As few as needed to measurably improve eval pass rates, typically under 600 lines total. Each gotcha should address a specific, recurring agent failure point in your product — not general usage instructions. If an agent consistently uses the wrong authentication method, that's a gotcha. If it correctly handles basic CRUD operations, don't document those. Every line must earn its place through measured eval improvement.
Should devtool companies replace their human docs with AI-facing docs?
No. AI-facing gotcha files supplement human documentation, they don't replace it. Human docs explain concepts comprehensively for learning; gotcha files expose specific landmines for agents that already know how to code. Maintain both. The gotcha file is typically a separate markdown document or API endpoint — minimal, targeted, and validated by evals. Human docs remain your primary documentation for human developers.
How do devtool companies measure whether their AI-facing docs actually help?
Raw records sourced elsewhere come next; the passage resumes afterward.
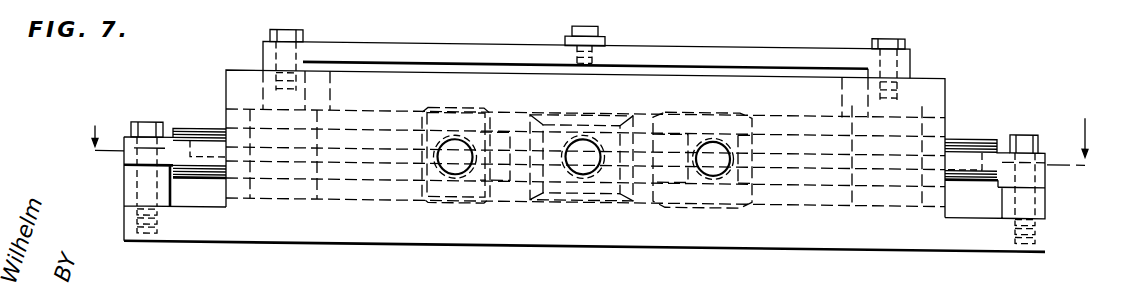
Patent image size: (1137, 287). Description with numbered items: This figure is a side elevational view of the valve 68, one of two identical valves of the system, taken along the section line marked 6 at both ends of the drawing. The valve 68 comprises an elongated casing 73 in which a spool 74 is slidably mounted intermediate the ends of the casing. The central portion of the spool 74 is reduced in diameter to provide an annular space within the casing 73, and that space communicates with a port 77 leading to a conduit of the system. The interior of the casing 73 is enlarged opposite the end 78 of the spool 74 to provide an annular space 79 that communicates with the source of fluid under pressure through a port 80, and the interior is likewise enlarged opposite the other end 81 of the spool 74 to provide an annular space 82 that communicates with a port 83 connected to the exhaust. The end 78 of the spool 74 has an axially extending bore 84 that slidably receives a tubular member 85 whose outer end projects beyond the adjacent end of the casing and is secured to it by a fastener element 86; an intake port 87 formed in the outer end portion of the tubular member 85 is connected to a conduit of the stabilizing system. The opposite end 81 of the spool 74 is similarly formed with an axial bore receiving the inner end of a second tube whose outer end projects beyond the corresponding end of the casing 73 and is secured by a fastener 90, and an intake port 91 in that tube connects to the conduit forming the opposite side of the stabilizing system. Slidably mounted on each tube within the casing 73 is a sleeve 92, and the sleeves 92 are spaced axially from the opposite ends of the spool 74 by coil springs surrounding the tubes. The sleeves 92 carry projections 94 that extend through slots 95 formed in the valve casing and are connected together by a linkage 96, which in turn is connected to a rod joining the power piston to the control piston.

The section line 6- 6 is at (588, 124).
The valve 68 is at (458, 252).
The casing 73 is at (625, 230).
The spool 74 is at (569, 114).
The port 77 is at (583, 157).
The end of the spool 78 is at (743, 116).
The annular space 79 is at (702, 214).
The port 80 is at (713, 158).
The end of the spool 81 is at (520, 113).
The annular space 82 is at (474, 106).
The port 83 is at (455, 157).
The bore 84 is at (795, 175).
The tubular member 85 is at (825, 172).
The fastener element 86 is at (1027, 124).
The intake port 87 is at (982, 144).
The fastener 90 is at (150, 106).
The intake port 91 is at (205, 100).
The sleeve 92 is at (288, 186).
The projection 94 is at (266, 63).
The slot 95 is at (332, 100).
The linkage 96 is at (437, 48).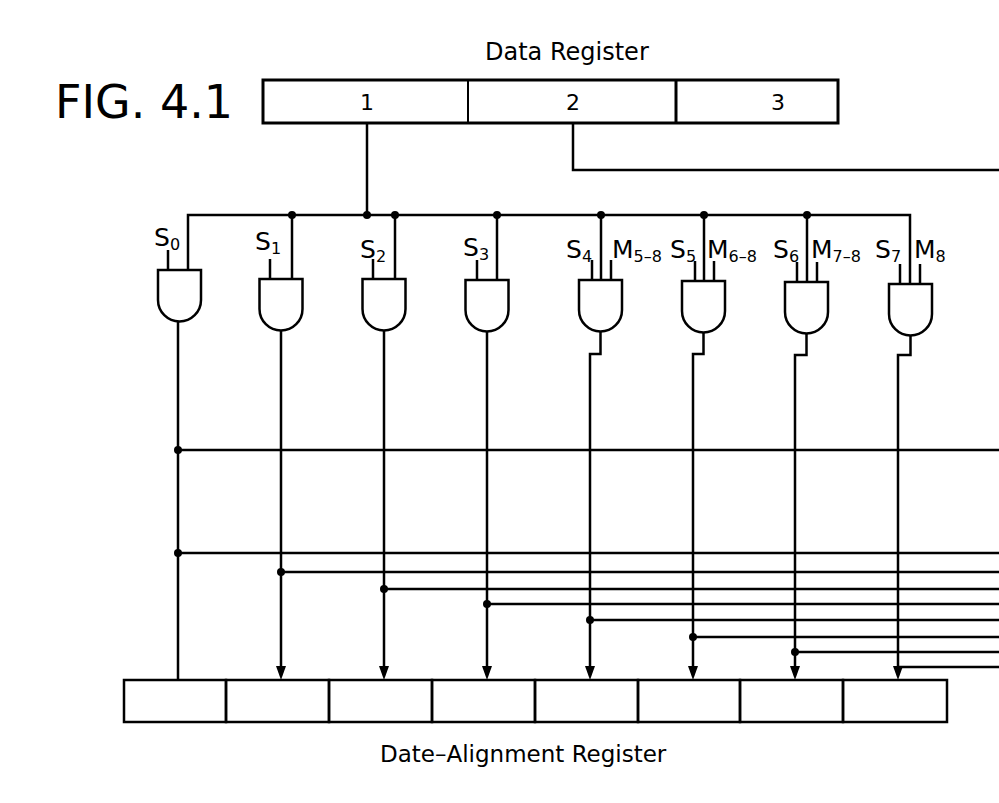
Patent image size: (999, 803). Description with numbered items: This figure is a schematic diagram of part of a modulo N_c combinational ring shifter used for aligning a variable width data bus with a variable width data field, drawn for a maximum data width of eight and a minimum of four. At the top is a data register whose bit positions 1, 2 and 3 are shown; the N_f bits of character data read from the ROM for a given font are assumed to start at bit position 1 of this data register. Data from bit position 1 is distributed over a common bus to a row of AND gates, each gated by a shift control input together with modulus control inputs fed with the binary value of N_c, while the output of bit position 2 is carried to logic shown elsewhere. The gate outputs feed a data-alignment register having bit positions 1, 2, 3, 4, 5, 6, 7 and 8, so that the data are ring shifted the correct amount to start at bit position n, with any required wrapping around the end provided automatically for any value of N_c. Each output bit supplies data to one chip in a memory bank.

The data register bit position 1 is at (175, 701).
The bit 2 is at (277, 701).
The bit 3 is at (380, 701).
The bit 4 is at (483, 701).
The bit 5 is at (586, 701).
The bit 6 is at (689, 701).
The bit 7 is at (791, 701).
The bit 8 is at (895, 701).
Build an eval suite of 10-50 common agent tasks for your product with provable success conditions. Run the suite without gotchas (baseline), then with gotchas loaded. Compare pass rates. If the gotchas file increases pass rate without introducing new failures, it's working. Re-run evals after every product release and gotcha update. Nick Nisi's principle is clear: if you're not measuring, you cannot distinguish improvements from noise.